Can a person with AVN be a
candidate for resurfacing?
Patients with AVN
can be candidates for resurfacing. Many hips with AVN have been successfully
resurfaced.
Are a
large number of your patients resurfaced due to AVN?
I think that it is only about
10%.
How
quickly must you have surgery if AVN is detected ?
You should only have surgery if the pain
and disability out-weigh the risks of the proposed surgery.
Do you see a
lot of cam FAI in young men?
Yes. Cam impingement is common. I have
it in my own left hip – but have lived with it – played college basketball,
tennis – and I am still managing without any surgery.

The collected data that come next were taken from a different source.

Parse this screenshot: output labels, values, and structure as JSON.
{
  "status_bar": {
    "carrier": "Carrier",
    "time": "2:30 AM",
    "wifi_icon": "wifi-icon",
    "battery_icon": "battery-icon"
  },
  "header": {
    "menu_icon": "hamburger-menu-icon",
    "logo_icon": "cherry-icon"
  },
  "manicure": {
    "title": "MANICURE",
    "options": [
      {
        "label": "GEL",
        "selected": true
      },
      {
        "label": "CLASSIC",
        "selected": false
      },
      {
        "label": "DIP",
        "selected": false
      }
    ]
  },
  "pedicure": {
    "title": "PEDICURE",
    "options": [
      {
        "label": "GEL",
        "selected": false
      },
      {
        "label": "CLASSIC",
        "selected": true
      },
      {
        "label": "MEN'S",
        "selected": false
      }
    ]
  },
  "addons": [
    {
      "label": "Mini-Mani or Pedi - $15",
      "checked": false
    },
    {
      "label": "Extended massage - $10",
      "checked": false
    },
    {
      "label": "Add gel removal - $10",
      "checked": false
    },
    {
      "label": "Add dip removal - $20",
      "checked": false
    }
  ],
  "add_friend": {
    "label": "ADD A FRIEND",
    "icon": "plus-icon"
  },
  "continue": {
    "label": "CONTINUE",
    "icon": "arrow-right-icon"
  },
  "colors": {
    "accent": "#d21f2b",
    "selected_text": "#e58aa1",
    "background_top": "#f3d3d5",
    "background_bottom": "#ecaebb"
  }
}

Can a person destroy their hip resurfacing by being too active
early in their post op recovery?
There is the possibility to over-stress the resurfacing before adequate
healing.
What is adequate healing
time?
Adequate healing time is dependent on
patient and surgical factors – it is not a definite line.
You prefer the posterior
approach while some others prefer anterior (Dr. Mont). Which surgical approach
is the best?
Dr. Mont uses the antero-lateral approach. There are
trade-offs – but the overall quality of the surgery is more important than the
path into the hip joint.
Is surgery the only way to determine metal sensitivty?
Metal sensitivity can be determined by an examination of tissue from around the
hip – so a biopsy can give that information.